Tous mes caprices étaient des ordres. Tout le monde cherchait à me choir, à me dorloter. Les femmes, comme les hommes, n’avaient que le souci de me plaire.

Alors qu’à ce moment, je suis réduit à me cloitrer dans cette chambre à coucher. Et bien qu’elle soit vaste, et bien illuminée, j’y étouffe ; je me sens englobé par les ténèbres… Les ténèbres de la mort ; de la mort prochaine ! Cette fin qui, à son approche, vous réduit le cœur le plus vaillant à se douter de toute possibilité d’un « au-delà ». Tellement nous avons peur de perdre cette vie – surtout lorsqu’on a vécu comme moi – épanoui !

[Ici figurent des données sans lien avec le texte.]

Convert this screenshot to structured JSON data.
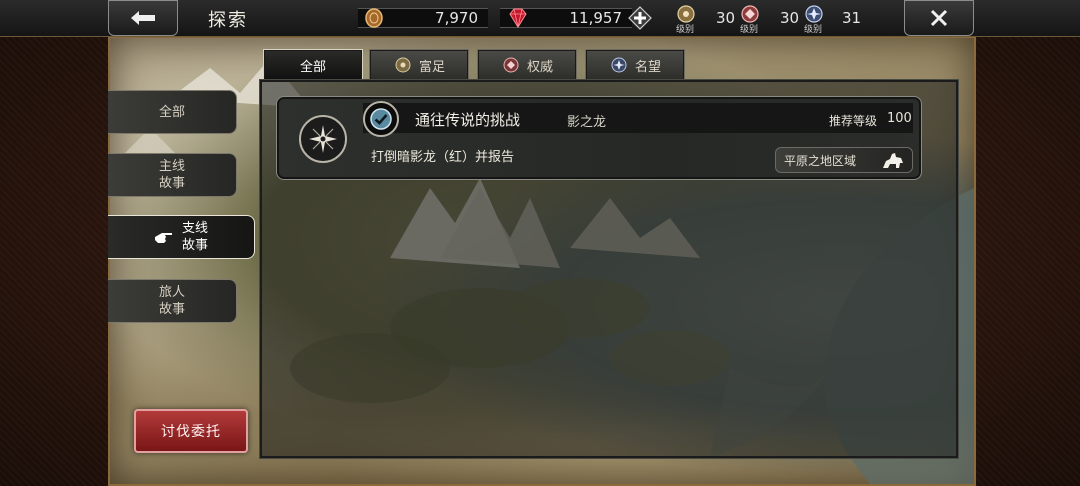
{
  "header": {
    "title": "探索",
    "back_icon": "arrow-left-icon",
    "close_icon": "close-icon"
  },
  "resources": {
    "coins": "7,970",
    "gems": "11,957",
    "add_icon": "plus-icon"
  },
  "ranks": [
    {
      "value": "30",
      "label": "级别",
      "icon": "wealth-emblem-icon"
    },
    {
      "value": "30",
      "label": "级别",
      "icon": "authority-emblem-icon"
    },
    {
      "value": "31",
      "label": "级别",
      "icon": "fame-emblem-icon"
    }
  ],
  "tabs": [
    {
      "label": "全部",
      "active": true
    },
    {
      "label": "富足",
      "icon": "wealth-emblem-icon"
    },
    {
      "label": "权威",
      "icon": "authority-emblem-icon"
    },
    {
      "label": "名望",
      "icon": "fame-emblem-icon"
    }
  ],
  "sidebar": {
    "items": [
      {
        "label": "全部"
      },
      {
        "label_line1": "主线",
        "label_line2": "故事"
      },
      {
        "label_line1": "支线",
        "label_line2": "故事",
        "active": true
      },
      {
        "label_line1": "旅人",
        "label_line2": "故事"
      }
    ],
    "hunt_button": "讨伐委托"
  },
  "quest": {
    "title": "通往传说的挑战",
    "target": "影之龙",
    "recommended_label": "推荐等级",
    "recommended_level": "100",
    "description": "打倒暗影龙（红）并报告",
    "region": "平原之地区域",
    "completed": true
  },
  "colors": {
    "hunt_button": "#9a2626",
    "panel_bg": "#1c1e1c",
    "accent_text": "#f2efe6"
  }
}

Je ne me sens point prêt à partir. A ne plus vivre, et à respirer. J’ai toujours aimé la vie ; ma vie. Une vie vécue à profiter de tous les plaisirs possibles et de tous les biens que l’existence est en mesure d’offrir. Je n’ai jamais senti ni faim, ni froid, ni pauvreté. Le besoin m’est un sentiment aussi étranger que la tempérance. Ma vie est démesures ! Extravagances !

J’enrage qu’ils aient encore à vivre. Il me ronge le cœur d’assister au train-train de leur vie. Je préfère mourir la nuit, silencieusement, dans l’obscurité. A midi, les gens sont partout trop nombreux, bruyants et tapageurs. Je préfère mourir sans qu’ils soient à mon chevet, et entourant mon lit. J’ai envie d’avoir mon horizon vaste, à ma mort, que d’être à l’étroit, pris au dépourvu. C’est indigne de mourir en présence des autres. Il n’y a pas plus pitoyable que de mourir devant témoins, étant objet à leur pitié abasourdissante et malsaine.